Etrange également de voir les deux associations de lutte contre le sida, Aides et Act-Up Paris, reléguées en queue de cortège, parce qu’elles ont refusé de souscrire au slogan de l’Inter-LGBT. Un signal maladroit, alors que le nombre de contaminations restent très élevés chez les hommes ayant des relation sexuelles avec des hommes. Ainsi, à 17:30, les militants des deux associations attendaient encore stationnés rue Royale, tandis que la début du cortège arrivait déjà place de la République…

A lire aussi: Marche des fiertés : la porte-parole de l’Inter-LGBT répond aux polémiques

De fait, le mot d’ordre choisi cette année par l’Inter-LGBT était très peu repris sur les pancartes et les chars. Les manifestants lui préférant des slogans plus clairement engagés pour l’ouverture de la PMA pour tous les femmes ou dénonçant la loi Asile et Immigration, l’homophobie ou la transphobie.

Selon une étude de l’Ifop présentée mercredi, plus de la moitié (53%) des personnes se définissant comme homosexuelle, bisexuelle ou transgenre ont déjà été victimes d’une agression homophobe. Parmi les faits répertoriés : insultes (28%), attouchements ou gestes à caractère sexuel (24%), menaces de révéler l’orientation sexuelle à des proches, collègues ou voisins (18%), ou viol (11%).

Les drapeaux LGBT de l’Assemblée nationale dégradés

À l’occasion de la Marche des fiertés, l’Assemblée nationale était pour la première fois « pavoisée » aux couleurs arc-en-ciel.
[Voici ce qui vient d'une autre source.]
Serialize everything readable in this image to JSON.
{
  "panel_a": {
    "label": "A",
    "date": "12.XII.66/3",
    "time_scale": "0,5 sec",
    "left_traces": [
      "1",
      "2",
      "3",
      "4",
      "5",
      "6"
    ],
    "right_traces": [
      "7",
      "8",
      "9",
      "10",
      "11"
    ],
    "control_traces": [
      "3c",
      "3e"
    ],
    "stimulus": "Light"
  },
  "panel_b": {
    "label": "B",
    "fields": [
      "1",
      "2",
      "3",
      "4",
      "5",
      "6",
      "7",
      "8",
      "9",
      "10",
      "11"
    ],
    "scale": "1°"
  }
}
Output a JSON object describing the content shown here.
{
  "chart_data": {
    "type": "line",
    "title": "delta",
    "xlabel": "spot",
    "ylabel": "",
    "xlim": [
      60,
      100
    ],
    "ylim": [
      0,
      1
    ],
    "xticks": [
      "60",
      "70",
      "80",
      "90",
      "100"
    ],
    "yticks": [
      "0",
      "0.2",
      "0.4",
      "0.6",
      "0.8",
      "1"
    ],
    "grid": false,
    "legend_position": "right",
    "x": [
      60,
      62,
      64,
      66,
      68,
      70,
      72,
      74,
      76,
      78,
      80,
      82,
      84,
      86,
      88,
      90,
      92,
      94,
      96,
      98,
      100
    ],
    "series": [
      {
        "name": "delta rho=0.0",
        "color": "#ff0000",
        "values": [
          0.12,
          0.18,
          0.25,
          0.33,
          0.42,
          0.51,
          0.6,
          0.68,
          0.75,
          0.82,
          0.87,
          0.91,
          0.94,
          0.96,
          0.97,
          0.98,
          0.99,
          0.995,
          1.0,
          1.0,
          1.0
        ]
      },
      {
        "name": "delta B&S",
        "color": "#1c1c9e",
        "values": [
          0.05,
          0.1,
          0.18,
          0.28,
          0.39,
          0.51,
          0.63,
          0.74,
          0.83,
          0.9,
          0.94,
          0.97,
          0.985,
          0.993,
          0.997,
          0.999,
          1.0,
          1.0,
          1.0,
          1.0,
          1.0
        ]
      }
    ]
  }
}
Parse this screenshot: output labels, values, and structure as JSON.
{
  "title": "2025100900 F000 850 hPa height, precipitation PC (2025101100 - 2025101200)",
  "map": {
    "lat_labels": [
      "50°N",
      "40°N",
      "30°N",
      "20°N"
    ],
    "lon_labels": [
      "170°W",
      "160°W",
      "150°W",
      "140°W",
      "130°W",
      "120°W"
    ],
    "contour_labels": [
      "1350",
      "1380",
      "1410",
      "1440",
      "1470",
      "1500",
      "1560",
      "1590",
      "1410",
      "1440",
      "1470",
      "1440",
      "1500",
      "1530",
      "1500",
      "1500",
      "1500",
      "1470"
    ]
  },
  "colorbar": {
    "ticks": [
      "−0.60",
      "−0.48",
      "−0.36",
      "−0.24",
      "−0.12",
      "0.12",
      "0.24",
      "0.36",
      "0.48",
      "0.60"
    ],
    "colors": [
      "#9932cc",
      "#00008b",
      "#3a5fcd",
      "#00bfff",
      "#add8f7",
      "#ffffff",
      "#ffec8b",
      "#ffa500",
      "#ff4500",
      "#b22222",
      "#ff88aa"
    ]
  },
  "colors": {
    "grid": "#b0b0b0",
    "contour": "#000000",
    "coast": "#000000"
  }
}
Mais un individu se présentant comme un « militant d’extrême droite et anti-LGBT » a déchiré à mi-hauteur l’un des deux drapeaux posés sur le palais Bourbon dans la nuit de vendredi. L’auteur de ces méfaits a rapidement été interpelé par la garde républicaine selon la présidence de l’Assemblée nationale.

Le président de l’Assemblée François de Rugy (LaREM), qui était à l’origine de cette initiative, a indiqué qu’une plainte allait être déposée. Le drapeau arc-en-ciel « est le symbole en général de la lutte contre l’homophobie, de l’égalité des droits », avait-il déclaré jeudi, ajoutant que « c’est un combat qui est souvent passé par l’Assemblée nationale, qui [y] a parfois été d’ailleurs assez agité (…), mais aujourd’hui on voit que ce sont plutôt des sujets qui rassemblent ».

Si la marche est terminée, la fête, elle, se poursuivra jusqu’à 22h, sur le grand podium de fin de marche, place de la république, où se produiront de nombreux artistes, comme Rebeka Warrior, Arnaud Rebotini ou encore Kiddy Smile.